Ana María se pasaba semanas cantando la misma canción. Cuando ya estábamos acostumbrados a ella, venía un buen día con un nuevo estribillo en los labios. Al principio yo no percibía sino fragmentos canturreados en voz baja, que cada día se iban haciendo más claros, como una música venida de lejos que escuchábamos de pronto a todas horas, en las casas y en la calle. Las historias que contaba no tenían la consistencia de las cosas de la vida cotidiana. No eran sino palabras que uno se complacía en pronunciar con un aire nuevo, el cual les daba hechura de barco con las velas hinchadas por el viento, expresión espontánea de una alegría que no se podía contener, un aire dirigido al aire. “¡Está de moda!”, decía Ana María riendo. Y la moda era para nosotros esa realidad insistente y ligera que nos envolvía como el calor en verano y el frío en invierno.

Cuando bajé a la hora de la cita, Iván cantaba a voz en grito: “ Flor de estío, bella flor, tu serás siempre mi amor...” . Ana María me esperaba para llevarme con sus hermanos al cine, a ver un documental sobre los glaciares. La película me pareció larga y aburrida. Dejé de prestar atención a las palabras del locutor, en la oscuridad de la sala me sentía aislada de todos. La cámara sobrevolaba desde hacía un rato una inmensa llanura helada. Sin premeditación alguna, mis ojos se fijaron en un pequeño fragmento de nieve, justo antes de que desapareciese de la pantalla, y oí una voz en mí interior pronunciando estas palabras, que expresaban a la vez un deseo, una consigna, la constatación de un hecho cumplido: “Me acordaré siempre de esto.” Seguí mirando las imágenes de nieve que desfilaban ante mí sin poder ahuyentar el pedacito de blanco superpuesto a todo el resto. Blanco sobre blanco. Un fragmento de azar, único e insignificante, arrancado a la nieve para colmar el recuerdo, por capricho de conservar algo mío, sin decírselo a nadie, una imagen que iba a durar tanto como yo, blanco sobre negro, sobre todo el resto.
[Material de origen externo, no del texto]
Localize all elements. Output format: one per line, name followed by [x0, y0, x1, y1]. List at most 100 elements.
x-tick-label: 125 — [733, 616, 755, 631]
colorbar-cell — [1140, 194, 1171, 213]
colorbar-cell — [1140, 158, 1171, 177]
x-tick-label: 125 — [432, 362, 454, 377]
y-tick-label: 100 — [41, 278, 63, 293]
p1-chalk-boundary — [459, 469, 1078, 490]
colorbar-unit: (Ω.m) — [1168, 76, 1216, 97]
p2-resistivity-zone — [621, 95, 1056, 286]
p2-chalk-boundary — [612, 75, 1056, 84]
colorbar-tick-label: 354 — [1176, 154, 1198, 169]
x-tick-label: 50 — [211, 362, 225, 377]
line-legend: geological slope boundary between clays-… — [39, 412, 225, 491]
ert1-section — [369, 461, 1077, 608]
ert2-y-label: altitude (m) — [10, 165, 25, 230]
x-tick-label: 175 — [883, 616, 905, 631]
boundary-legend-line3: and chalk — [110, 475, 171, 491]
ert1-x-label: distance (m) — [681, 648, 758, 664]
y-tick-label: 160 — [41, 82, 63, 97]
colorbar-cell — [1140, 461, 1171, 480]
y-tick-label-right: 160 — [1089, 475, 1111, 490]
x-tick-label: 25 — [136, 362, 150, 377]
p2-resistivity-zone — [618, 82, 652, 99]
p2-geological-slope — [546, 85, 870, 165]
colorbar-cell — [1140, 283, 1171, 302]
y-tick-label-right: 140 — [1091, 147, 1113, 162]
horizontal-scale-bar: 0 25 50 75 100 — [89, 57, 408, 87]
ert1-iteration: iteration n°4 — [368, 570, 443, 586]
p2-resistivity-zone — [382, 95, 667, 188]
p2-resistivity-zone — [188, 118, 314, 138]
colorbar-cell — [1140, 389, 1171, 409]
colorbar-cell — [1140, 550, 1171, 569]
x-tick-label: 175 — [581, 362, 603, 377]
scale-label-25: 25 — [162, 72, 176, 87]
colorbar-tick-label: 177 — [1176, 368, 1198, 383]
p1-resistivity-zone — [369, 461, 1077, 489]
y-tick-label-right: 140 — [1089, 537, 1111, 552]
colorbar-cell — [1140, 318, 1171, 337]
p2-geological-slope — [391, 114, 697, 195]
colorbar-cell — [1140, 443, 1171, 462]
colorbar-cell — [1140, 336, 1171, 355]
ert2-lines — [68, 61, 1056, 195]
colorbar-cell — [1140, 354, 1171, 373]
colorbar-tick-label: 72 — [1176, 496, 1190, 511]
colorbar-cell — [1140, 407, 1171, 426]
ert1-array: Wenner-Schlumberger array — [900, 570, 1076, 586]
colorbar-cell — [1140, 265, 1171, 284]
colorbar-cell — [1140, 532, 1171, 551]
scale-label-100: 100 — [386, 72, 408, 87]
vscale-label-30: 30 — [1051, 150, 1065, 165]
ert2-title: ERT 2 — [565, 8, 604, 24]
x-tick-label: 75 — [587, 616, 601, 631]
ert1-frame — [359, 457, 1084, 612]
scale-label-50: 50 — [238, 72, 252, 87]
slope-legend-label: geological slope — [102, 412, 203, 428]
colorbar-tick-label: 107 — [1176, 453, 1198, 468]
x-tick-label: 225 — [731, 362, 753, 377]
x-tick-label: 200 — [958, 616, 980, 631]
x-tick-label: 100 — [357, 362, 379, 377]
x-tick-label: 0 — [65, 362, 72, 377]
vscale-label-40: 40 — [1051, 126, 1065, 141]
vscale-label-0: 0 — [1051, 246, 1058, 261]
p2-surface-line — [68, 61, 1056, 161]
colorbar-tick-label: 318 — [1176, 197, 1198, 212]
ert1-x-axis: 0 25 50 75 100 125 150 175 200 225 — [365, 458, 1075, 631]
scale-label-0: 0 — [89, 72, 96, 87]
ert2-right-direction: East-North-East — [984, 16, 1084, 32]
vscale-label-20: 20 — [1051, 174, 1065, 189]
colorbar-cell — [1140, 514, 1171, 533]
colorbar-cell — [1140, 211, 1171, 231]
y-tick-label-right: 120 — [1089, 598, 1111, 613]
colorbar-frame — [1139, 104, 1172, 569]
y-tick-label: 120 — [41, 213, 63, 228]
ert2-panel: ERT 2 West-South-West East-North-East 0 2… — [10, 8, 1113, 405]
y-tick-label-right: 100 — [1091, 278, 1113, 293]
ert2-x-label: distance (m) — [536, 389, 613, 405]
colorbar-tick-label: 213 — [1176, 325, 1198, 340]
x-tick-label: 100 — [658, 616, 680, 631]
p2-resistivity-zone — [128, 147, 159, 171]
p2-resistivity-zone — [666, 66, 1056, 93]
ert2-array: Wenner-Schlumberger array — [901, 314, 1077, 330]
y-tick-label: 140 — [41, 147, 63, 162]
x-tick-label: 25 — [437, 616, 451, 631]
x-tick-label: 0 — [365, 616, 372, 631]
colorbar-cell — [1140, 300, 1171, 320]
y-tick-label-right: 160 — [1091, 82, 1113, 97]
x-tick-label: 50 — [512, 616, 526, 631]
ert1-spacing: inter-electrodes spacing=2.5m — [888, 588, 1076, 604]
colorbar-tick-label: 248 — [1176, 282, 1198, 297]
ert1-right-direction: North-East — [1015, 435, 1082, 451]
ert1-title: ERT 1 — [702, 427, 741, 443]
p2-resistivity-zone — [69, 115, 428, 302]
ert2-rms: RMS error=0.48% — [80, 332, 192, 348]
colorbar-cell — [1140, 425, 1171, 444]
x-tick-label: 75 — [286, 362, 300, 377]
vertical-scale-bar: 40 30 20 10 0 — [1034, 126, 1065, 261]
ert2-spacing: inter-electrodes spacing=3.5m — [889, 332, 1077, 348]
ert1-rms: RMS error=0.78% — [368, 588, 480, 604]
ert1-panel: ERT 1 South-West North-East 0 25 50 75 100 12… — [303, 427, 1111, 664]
Una vez en la calle tuve que cerrar los ojos, deslumbrada por la luz:

- ¿Habéis visto la nieve?

- No he visto otra cosa, me respondió Ana María en tono desagradable.

- Es que Juan no ha venido, susurró Nicolás dirigiéndome una mueca.

Iván, que se había quedado junto a su hermana, aceleró el paso para mirarle de frente.

- Allí nunca llega el verano, por eso hay siempre nieve, dijo con un énfasis que daba a sus palabras la amplitud de un descubrimiento.

Me acordé entonces de la nieve, de la llanura inmensa que parecía no tener fin.

- Ana María, ¿tú crees que se puede amar para siempre?

- Siempre se puede amar.

- ¿No quiere decir lo mismo?

- Quiere decir que si tu novio te deja siempre puedes encontrar otro.

- Incluso si te deja puedes acordarte siempre de él.

- Puede ser, pero eso no es amor.

- Pero puedes verle y guardarlo para ti si quieres, basta con pensar en él todos los días.

- Todos los días olvidas algo, es como la nieve, que se derrite poco a poco. Al principio está todo blanco, luego se vuelve tierra mojada y después algo tan ordinario que olvidamos su color.

- Siempre podemos recordar lo blanco. Cierras los ojos y dices: es la nieve que vi aquel día.

- ¿Para qué sirve acordarse de una placa de nieve derretida?

- Sirve para sacarla de lo negro.

Ana María me miró con aire incrédulo. Había cogido a sus dos hermanos de la mano para cruzar la calle. Parecía enfadada. Me puse a pensar en Juan. Cuando estaba con Ana María parecía más rubio que cuando se le veía solo.